Llegamos al ferry. Aguardamos bajo la llovizna, que se entrevera con las salpicaduras. La mujer que coge los billetes abajo, en el embarcadero, le pregunta si lleva alcohol en el bolso. «Por supuesto que no», responde él.
—Vete ya —me dice.
—Quiero quedarme un rato más.
Entonces me besa muy deprisa y muy fuerte.
—Eres lo mejor que me ha sucedido en mucho tiempo.
—Ya me lo has dicho —murmuro.
—Y te lo volveré a decir. Vas a coger frío. ¿Dónde tienes el fular?
Le acerco la cara y el fular desanudado. Sopla el viento. Me lo vuelve a anudar. Le acercaría la cara una y otra vez si no fuera porque el ferry está bramando. Nos despedimos de nuevo.
—Deberíamos casarnos.
—Sí. A lo mejor deberíamos casarnos —respondo.
—Nos casamos y este invierno vamos a Dutch Harbor para buscar un puesto a bordo de un barco.
Regreso bajo la finísima lluvia. Más tarde, desde mi litera, oigo el ferry llorando en medio de la noche. Me doy cuenta de que he olvidado su trenza, la pequeña trenza que me pidió que le hiciera.

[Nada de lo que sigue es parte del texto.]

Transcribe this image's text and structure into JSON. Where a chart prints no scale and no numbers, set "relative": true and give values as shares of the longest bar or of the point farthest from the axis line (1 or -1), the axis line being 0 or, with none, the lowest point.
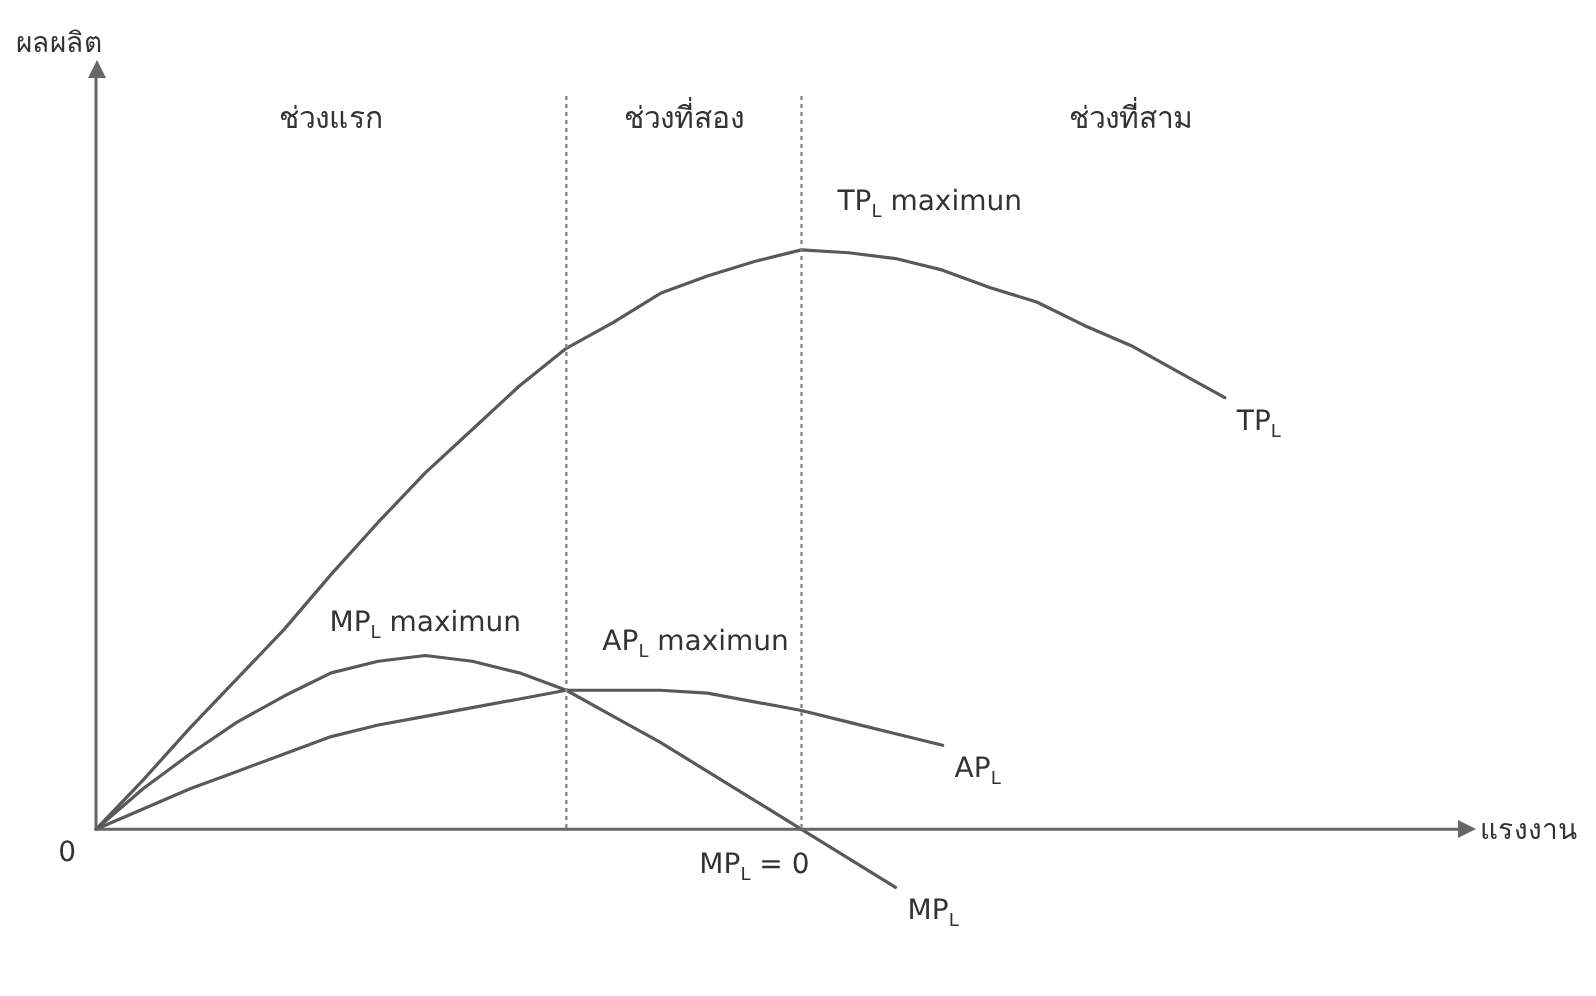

Salí a primera hora de la mañana. El cielo estaba raso. Hacía buen tiempo. Anduve hasta la oficina de taxis. Detrás de esta se encontraban los aseos. De ellos salió una mujer, luego un hombre, ambos arrebujados en sendos abrigos mugrientos. Iban de la mano. La mujer parecía jovencísima, tenía las mejillas redondas y bronceadas bajo el cabello negro, que le caía en mechones despeinados, y unas manchas amarillas alrededor de la boca. A lo mejor había vomitado. Estuvo a punto de caer, pero el hombre la sujetó y la apoyó contra él.
—Deja de moverte —la reprendía suavemente—, yo camino y tú te sujetas a mí… De este modo, sí.

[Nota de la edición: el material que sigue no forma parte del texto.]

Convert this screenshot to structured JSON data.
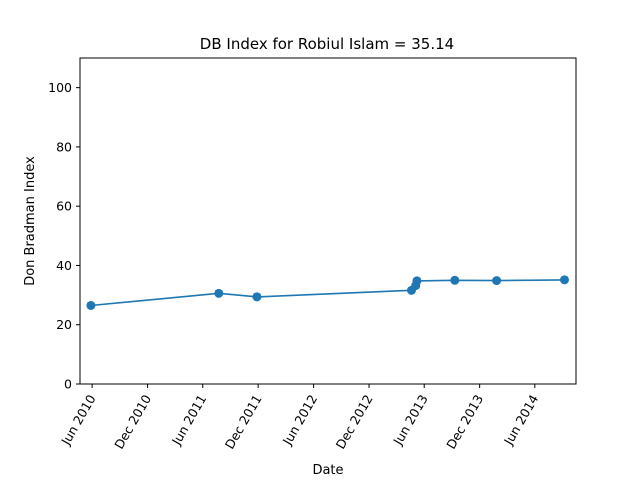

Ella se echó a reír y se dejó guiar con los ojos entornados. Era como si el hombre estuviese abrazando una muñeca de trapo. Él alzó la cabeza. Desde aquel rostro rugoso y lleno de hinchazones que aprisionaban los ojos, se deslizó hasta mí el fulgor límpido de dos pupilas verde esmeralda rodeadas de venitas rojas.
—¿Y mi amigo Jude? ¿Le va bien?
—Sí, bien. Está en Anchorage. Dentro de poco en Hawái e iré a reunirme con él…
—Salúdalo de nuestra parte. Sid y Lena, dile…
Se marcharon trastabillando, dos escarabajos negros que se recortaban entre el cielo y las aguas claras del puerto. Andaban despacio por el muelle, se detenían, parecían dudar, perdían el equilibrio unos instantes, se erguían y reanudaban la marcha, tal vez hacia la plaza.